Via Iowa Farmer Today
November 10, 2017
By Corey Munson
Agricultural innovations happen every day in Iowa. Some involve learning new and better ways to care for fields or flocks, others are next-generation technological advancements developed in university labs.
Programs and facilities at Iowa State University are enabling students and businesses to collaborate, create and implement ideas for agriculture.
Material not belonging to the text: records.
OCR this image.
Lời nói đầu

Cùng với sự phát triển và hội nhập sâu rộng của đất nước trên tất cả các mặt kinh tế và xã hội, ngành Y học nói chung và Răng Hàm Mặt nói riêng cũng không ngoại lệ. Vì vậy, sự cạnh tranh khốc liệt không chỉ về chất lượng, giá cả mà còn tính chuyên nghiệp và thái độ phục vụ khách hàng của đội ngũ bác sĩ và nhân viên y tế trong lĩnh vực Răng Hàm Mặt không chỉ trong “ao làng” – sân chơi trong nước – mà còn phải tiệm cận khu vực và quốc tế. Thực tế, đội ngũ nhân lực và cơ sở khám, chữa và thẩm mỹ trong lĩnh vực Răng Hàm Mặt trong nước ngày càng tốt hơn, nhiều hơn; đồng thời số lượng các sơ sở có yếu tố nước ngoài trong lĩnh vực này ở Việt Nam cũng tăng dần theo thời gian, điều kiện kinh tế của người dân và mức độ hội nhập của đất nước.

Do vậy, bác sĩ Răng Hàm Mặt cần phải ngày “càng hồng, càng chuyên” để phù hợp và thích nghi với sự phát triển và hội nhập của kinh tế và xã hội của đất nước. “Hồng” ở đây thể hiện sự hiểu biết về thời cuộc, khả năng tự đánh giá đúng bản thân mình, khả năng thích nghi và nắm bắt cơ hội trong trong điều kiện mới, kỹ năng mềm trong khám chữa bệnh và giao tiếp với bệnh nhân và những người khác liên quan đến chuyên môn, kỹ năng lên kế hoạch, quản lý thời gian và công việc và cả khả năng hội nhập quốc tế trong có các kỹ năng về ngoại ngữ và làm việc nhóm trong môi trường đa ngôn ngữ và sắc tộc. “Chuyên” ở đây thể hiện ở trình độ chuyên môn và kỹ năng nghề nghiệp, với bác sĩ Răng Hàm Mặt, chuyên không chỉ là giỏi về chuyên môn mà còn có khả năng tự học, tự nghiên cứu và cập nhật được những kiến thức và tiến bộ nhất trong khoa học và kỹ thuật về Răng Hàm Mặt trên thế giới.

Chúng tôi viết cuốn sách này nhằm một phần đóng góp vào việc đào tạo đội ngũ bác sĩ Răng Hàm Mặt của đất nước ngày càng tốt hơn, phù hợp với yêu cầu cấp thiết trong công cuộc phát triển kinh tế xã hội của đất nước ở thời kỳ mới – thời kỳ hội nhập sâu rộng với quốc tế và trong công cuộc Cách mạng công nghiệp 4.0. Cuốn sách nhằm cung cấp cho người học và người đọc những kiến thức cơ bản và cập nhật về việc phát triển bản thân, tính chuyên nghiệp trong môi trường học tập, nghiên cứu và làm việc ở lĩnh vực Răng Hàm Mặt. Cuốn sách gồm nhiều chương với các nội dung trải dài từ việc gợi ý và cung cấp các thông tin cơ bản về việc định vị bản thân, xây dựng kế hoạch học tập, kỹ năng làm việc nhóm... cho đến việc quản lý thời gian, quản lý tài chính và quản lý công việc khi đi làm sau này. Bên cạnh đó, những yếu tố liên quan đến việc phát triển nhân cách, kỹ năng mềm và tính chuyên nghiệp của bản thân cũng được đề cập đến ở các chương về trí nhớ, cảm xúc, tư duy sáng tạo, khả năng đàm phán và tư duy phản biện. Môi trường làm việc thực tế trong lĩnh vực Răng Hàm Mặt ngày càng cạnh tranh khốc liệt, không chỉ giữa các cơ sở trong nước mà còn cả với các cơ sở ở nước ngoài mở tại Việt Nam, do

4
A big part of this is the ISU Research Park, headed by Steve Carter.
The facility describes itself on its website as “an innovation community and incubator for new and expanding businesses.”
Carter said a facility like this at a university has a couple advantages, giving companies (especially startups) access to advanced research equipment and an eager workforce.
From Iowa State’s perspective, its students gain access to career experience and even have an opportunity to innovate and apply their own ideas.
“Young people who are earning their education, learning the latest techniques, the newest approaches – there aren’t many places where a company can find 4,000 to 5,000 (highly skilled) young people looking for work every year,” Carter said.
He said the 30-year-old ISU Research Park covers 400 developed acres with room for expansion and includes 75 companies with a total staff of nearly 1,800 people.
“For this research park, startup companies have been core to our growth strategy,” Carter said. “It is what has driven almost all of our growth. We have been fortunate to have a number of successful technology companies that have then attracted large companies that have acquired them and then continued those operations here.”
That list includes companies such as BASF, which bought a startup called Exceed Genetics that focused on starch in corn; Boehringer Ingelheim, which acquired Nobel Labs after it developed animal vaccines; and Merck, which purchased Harris Vaccine, a company that developed human vaccines for use with animals.
The types of businesses Carter is seeing growth in right now include animal health, precision agriculture, and plant genetics and development.
“Just in those areas, that includes everything from equipment manufacturing to artificial intelligence to GPS systems to genetics,” Carter said. “It’s a very wide range of research, development and opportunity.”
Entrepreneurs in the classroom
Innovation and startup opportunities are not limited to the research park. Economics professor Kevin Kimle oversees the Agricultural Entrepreneurship Initiative (AgEI), which provides students with practical business development experience.
In addition to the AgEI program, Kimle also created the Ag Startup Engine, based at the ISU Research Park. The ASE was launched two years ago to help address two gaps that prevent agricultural startups and entrepreneurs from being more successful in Iowa: early investment and organized mentorship from successful Iowan and Midwestern entrepreneurs.
“We have five business that are already a part of ASE that are doing very interesting things,” Kimle said.
Over the next three years, ASE will identify and fund a total of 15 high growth potential ag startups.
One startup funded through ASE and housed at the research park is Terva, which bills itself as the “Zillow of agricultural farm real estate.”
The ag-focused real estate website says its mission is to “make the world’s farmland information more accessible” by connecting landowners with farmers and real estate professionals.
“Growing up on a fifth-generation family farm, I was raised to solve problems,” Steven Brockshus, CEO of Terva, said in an news release. “That’s exactly what we do at Terva. We’re using technology to tackle the issue of land access.”
Ultimately, one thing Carter and Kimle are both working toward is developing the Ames-Des Moines region into a technological hub.
“When people talk about Silicon Valley, they talk about it as a place, an ecosystem. To a degree, that’s where we’re headed,” Carter said. “You don’t build an environment in a day, a week, a month or a year. It takes time and there’s a broad set of resources that need to be available. We’re well on our way.”
Kimle said the disadvantage for agriculture is that the industry is so spread out.
“We don’t have a bunch of the industry concentrated in one place like technology is in the San Francisco Bay area or bio-tech is in Boston,” he said. “We see Ames and central Iowa as an emerging center and an increasingly vibrant agriculture ecosystem.”
After all, Kimle points out, “This is where agriculture happens.”